Jan 22, 2010 at 8:19 AM

If you already track unchanged entries, the optimization of I/O would just be to not move entries at start of the file until you encounter a new or updated one. It would not create empty space, and in case of only append operations, it would give the expected result.

Sort the entries by position in the files, putting the new ones at the end of the sort, e.g. sort by file offset, using long.MaxValue for new entries. Then skip entries until you find a new or updated one, and then process them all.

Jan 22, 2010 at 4:12 PM

First, thanks again for entertaining these ideas Cheeso.
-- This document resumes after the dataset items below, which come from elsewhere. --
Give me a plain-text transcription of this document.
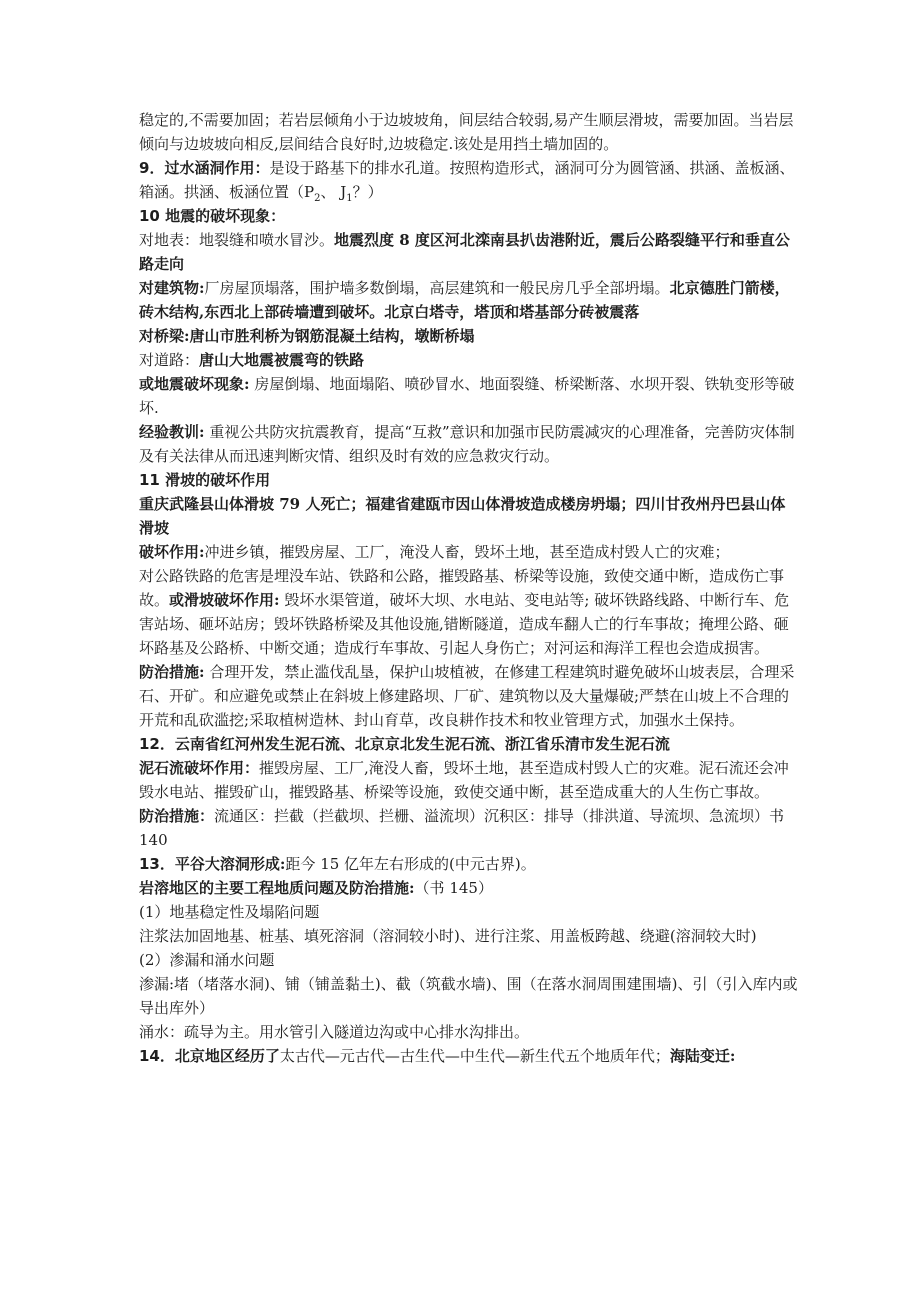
稳定的,不需要加固；若岩层倾角小于边坡坡角，间层结合较弱,易产生顺层滑坡，需要加固。当岩层倾向与边坡坡向相反,层间结合良好时,边坡稳定.该处是用挡土墙加固的。

9．过水涵洞作用：是设于路基下的排水孔道。按照构造形式，涵洞可分为圆管涵、拱涵、盖板涵、箱涵。拱涵、板涵位置（$P_2$、 $J_1$？）

10 地震的破坏现象：

对地表：地裂缝和喷水冒沙。地震烈度 8 度区河北滦南县扒齿港附近，震后公路裂缝平行和垂直公路走向

对建筑物:厂房屋顶塌落，围护墙多数倒塌，高层建筑和一般民房几乎全部坍塌。北京德胜门箭楼，砖木结构,东西北上部砖墙遭到破坏。北京白塔寺，塔顶和塔基部分砖被震落

对桥梁:唐山市胜利桥为钢筋混凝土结构，墩断桥塌

对道路：唐山大地震被震弯的铁路

或地震破坏现象: 房屋倒塌、地面塌陷、喷砂冒水、地面裂缝、桥梁断落、水坝开裂、铁轨变形等破坏.

经验教训: 重视公共防灾抗震教育，提高“互救”意识和加强市民防震减灾的心理准备，完善防灾体制及有关法律从而迅速判断灾情、组织及时有效的应急救灾行动。

11 滑坡的破坏作用

重庆武隆县山体滑坡 79 人死亡；福建省建瓯市因山体滑坡造成楼房坍塌；四川甘孜州丹巴县山体滑坡

破坏作用:冲进乡镇，摧毁房屋、工厂，淹没人畜，毁坏土地，甚至造成村毁人亡的灾难；

对公路铁路的危害是埋没车站、铁路和公路，摧毁路基、桥梁等设施，致使交通中断，造成伤亡事故。或滑坡破坏作用: 毁坏水渠管道，破坏大坝、水电站、变电站等; 破坏铁路线路、中断行车、危害站场、砸坏站房；毁坏铁路桥梁及其他设施,错断隧道，造成车翻人亡的行车事故；掩埋公路、砸坏路基及公路桥、中断交通；造成行车事故、引起人身伤亡；对河运和海洋工程也会造成损害。

防治措施: 合理开发，禁止滥伐乱垦，保护山坡植被，在修建工程建筑时避免破坏山坡表层，合理采石、开矿。和应避免或禁止在斜坡上修建路坝、厂矿、建筑物以及大量爆破;严禁在山坡上不合理的开荒和乱砍滥挖;采取植树造林、封山育草，改良耕作技术和牧业管理方式，加强水土保持。

12．云南省红河州发生泥石流、北京京北发生泥石流、浙江省乐清市发生泥石流

泥石流破坏作用：摧毁房屋、工厂,淹没人畜，毁坏土地，甚至造成村毁人亡的灾难。泥石流还会冲毁水电站、摧毁矿山，摧毁路基、桥梁等设施，致使交通中断，甚至造成重大的人生伤亡事故。

防治措施：流通区：拦截（拦截坝、拦栅、溢流坝）沉积区：排导（排洪道、导流坝、急流坝）书 140

13．平谷大溶洞形成:距今 15 亿年左右形成的(中元古界)。

岩溶地区的主要工程地质问题及防治措施:（书 145）

(1）地基稳定性及塌陷问题

注浆法加固地基、桩基、填死溶洞（溶洞较小时)、进行注浆、用盖板跨越、绕避(溶洞较大时)

(2）渗漏和涌水问题

渗漏:堵（堵落水洞)、铺（铺盖黏土)、截（筑截水墙)、围（在落水洞周围建围墙)、引（引入库内或导出库外）

涌水：疏导为主。用水管引入隧道边沟或中心排水沟排出。

14．北京地区经历了太古代—元古代—古生代—中生代—新生代五个地质年代；海陆变迁:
I think this functionality could be very useful to a number of people and implementations, while I admit that it is true that for many common uses of an archive, this more dynamic, far - less IO intensive option is not needed (as you show in your post 4 above).  For me though, I have a number of uses that would benefit very much from not having to recopy the bulk of a Gigabyte large+ zip file onto the disk. 

We're considering two things, ... the first and foremost is the ability to append a file; I added to that discussion the additional possibility of changing records too.  I'm glad that you're already at least somewhat considering that the append functionality could be a nice feature to add.  I definitely vote up on that one!  But while considering that, it seems to me that the additional functionality of being able to "change" a file in a IO friendly manner as I've suggested (really: to abandon an old file and append it as a new one) would perhaps be no more than one or two more steps to the append file operation.  I think you're indicating that the ZipFile.OpenForAppend capability would already necessitate rewriting the central directory.  And when appending a file, it would already be necessary to make sure the appended file doesn't already exist.  If it did exist, the default would be to throw an exception: file already exist.  But maybe even the same function could have an overload: ZipFile.OpenForAppend(..., bool replaceIfExists) [for instance].  It would simply be a matter then of scratching that record pointer (or whatever it's called) from the central directory, while of course including the new reference to the newly appended file.

Thanks

ps gillesmichard, it sounds to me very difficult and complicated what your suggesting, and often wouldn't be beneficial either ("until you encounter a new or updated one" ... ).